知識が増えても解明しない問題

 著名な脳科学者・茂木健一郎が、エッセイ『生きて死ぬ私』の中で、生死の問題に取り組んでいる。
 科学の発達によって知識は格段に増えたものの、人生の目的は何かという究極の問いは、依然として答えが出ていないと訴えている。
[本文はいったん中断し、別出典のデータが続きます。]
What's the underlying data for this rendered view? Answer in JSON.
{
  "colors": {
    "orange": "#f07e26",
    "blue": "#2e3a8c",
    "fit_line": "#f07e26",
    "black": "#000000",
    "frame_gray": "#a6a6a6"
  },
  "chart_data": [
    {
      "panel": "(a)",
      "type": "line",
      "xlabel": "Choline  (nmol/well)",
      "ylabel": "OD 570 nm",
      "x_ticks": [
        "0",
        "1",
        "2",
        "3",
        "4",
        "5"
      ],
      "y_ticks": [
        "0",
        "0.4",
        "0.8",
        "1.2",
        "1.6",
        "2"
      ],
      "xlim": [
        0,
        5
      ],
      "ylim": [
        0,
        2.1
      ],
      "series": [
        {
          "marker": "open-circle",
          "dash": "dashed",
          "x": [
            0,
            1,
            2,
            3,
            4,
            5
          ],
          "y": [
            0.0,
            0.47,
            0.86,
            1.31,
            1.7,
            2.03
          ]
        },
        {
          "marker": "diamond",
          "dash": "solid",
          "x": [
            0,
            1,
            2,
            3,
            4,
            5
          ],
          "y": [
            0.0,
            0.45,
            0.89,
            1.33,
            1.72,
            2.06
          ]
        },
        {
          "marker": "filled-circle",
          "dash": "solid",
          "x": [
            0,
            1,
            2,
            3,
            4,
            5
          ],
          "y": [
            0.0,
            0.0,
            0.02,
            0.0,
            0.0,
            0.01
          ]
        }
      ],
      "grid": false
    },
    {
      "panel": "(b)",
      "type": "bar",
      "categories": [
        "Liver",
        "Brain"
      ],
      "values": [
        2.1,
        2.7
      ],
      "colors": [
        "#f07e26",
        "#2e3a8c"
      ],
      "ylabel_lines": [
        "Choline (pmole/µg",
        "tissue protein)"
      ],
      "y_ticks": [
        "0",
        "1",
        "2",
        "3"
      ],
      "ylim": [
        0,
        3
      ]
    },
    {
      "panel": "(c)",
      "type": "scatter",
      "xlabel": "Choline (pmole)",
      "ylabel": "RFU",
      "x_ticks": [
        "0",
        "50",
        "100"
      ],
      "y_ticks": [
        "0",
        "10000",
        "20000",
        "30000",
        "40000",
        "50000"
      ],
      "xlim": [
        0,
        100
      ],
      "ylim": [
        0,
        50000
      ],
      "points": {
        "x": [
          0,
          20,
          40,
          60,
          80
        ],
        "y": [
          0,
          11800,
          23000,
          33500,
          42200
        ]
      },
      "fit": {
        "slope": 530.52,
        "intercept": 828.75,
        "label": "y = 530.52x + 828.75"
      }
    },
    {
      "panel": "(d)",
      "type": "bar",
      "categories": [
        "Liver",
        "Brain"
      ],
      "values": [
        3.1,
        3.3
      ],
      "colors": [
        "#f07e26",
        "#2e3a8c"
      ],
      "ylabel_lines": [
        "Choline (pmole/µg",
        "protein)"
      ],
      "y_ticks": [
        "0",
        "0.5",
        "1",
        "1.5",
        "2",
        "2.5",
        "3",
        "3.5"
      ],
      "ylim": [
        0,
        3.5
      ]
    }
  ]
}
「科学の発達により、宇宙というマクロコスモス、人間というミクロコスモスに関する私たちの知識、理解は格段に深まった。だが、このような理解の深まりが、人間とは何か、人間の生きる目的は何かといった究極の問いの解明には、なかなかつながらない。」

高森顕徹監修『なぜ生きる』2部12章には、こう書かれている。

自分のことは自分が一番知っている、と思いがちだが、「汝自身を知れ」と古代ギリシアからいわれてきたように、もっともわからないのが自分自身ではなかろうか。はるか宇宙の様子がわかっても、素粒子の世界が解明されても、三十億の遺伝子が解読されても、依然としてわからないのが私自身なのだ。

 どれだけ科学が発達しても分からない、真実の自己と、生きる目的をハッキリ説かれたのが仏法だと知れば、最先端を行く科学者も驚くであろう。